Conversas Caninas: Corleone
Na avenida Brasil, as duas idosas cruzaram as trelas dos seus fiéis companheiros de caminhada matinal. Os cães, essas bengalas andantes da velhice moderna, dois poodles de fitinhas nas cabeças, blusinhas contra o frio, partiram para a operação reconhecimento, focinho com focinho, cheirando-se um a outro, os rabos abanando amistosamente.
Logo, pareciam velhos amigos a saltitar um contra o outro, as patas dianteiras no ar como se estivessem a se abraçar, essa forma de selar amizades caninas. Os latidos amistosos ecoavam sobre a movimentada calçada da avenida transformada em passarela de cachorros de todas as raças.
As donas, agora chamadas de tutoras sem lei nem termo judicial, também se fizeram amigas à primeira vista. Afinal, cachorro é companheiro fiel e ponte de novas amizades. Uma das mulheres não se fez por esperar para perguntar o nome do menino da outra.
— Olha, quando comprei este meu queridinho em Itajaí, ainda estava em dúvida. Mas, eu adoro cinema. Sou da geração áurea da sétima arte, como dizem os que gostam de falar complicado. A gente enfrentava enormes filas de dar a volta no quarteirão, para assistir a um bom filme de prender a atenção do começo ao fim.
— Era uma beleza, aquele tempo em que a gente comprava ingresso e ficava mais de hora de mãos de dadas com o namorado, à espera do início da sessão. Por causa da TV, depois do videocassete e dos CDs, os cinemas foram ficando vazios. Agora, estamos vivendo a onda Netflix e o cinema mudou-se para dentro das nossas casas.
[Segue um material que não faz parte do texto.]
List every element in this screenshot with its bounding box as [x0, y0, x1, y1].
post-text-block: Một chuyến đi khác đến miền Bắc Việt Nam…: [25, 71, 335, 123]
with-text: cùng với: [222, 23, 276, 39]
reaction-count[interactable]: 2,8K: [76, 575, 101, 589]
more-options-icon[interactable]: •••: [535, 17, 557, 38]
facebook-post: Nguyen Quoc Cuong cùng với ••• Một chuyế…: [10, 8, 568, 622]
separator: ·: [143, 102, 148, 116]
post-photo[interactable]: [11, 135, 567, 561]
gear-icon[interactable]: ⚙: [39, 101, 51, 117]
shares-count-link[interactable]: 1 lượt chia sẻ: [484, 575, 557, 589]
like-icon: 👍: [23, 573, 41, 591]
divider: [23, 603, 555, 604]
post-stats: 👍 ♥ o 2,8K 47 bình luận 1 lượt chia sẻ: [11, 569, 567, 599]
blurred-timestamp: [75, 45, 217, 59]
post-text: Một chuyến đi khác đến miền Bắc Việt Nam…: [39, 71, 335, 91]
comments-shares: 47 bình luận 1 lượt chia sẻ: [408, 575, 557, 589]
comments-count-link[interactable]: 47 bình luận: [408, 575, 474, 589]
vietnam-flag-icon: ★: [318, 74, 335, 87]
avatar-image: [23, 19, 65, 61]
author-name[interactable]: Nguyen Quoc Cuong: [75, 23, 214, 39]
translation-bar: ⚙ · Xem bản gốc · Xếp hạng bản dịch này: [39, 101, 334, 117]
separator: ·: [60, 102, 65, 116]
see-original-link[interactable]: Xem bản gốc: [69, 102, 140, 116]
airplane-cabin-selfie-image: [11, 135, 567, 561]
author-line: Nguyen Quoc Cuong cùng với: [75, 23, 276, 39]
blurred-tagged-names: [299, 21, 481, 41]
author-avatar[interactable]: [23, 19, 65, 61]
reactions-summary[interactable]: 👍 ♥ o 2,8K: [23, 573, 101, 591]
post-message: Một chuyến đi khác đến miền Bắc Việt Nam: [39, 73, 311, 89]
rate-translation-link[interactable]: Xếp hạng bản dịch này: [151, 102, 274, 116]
— Fico triste ao ver os antigos cinemas, locais de encontro frequente das pessoas, fechados ou ocupados por igrejas evangélicas. Mas, tudo muda e, neste tempo de internet conduzindo nossas vidas, cinema só nos shoppings, passando filme que quase ninguém assiste.
— Também vivenciei os tempos de ouro do cinema, disse a outra. Depois dos quatorze anos, já podia frequentar as sessões noturnas e não perdia um filme com os galãs franceses e de Hollywood. Eu era apaixonada pelo Charlton Heston. Nunca esqueço as cenas de correr lágrimas do filme Os Dez Mandamentos. Não essa versão evangélica e novelesca feita pela igreja do Edir Macedo. Estou me referindo àquela superprodução de mais de duas horas, que assisti três vezes, para entender bem todo o enredo.
— Mas, deixando de lado o cinema, não me disseste o nome do teu poodle. Afinal, como se chama?
— Pois é, amiga. Como eu ia dizendo, na minha juventude não perdia um bom filme e um dos que amei de paixão foi o Poderoso Chefão. Gostei tanto do primeiro filme, que assisti três vezes. A gente não via passar as três horas de duração. Nunca mais esqueci aquelas cenas da máfia americana. Então, quando cheguei em casa com o meu poodle ainda criança, não tive dúvida para batizá-lo de Corleone, em homenagem ao grande ator norte-americano Marlon Brando.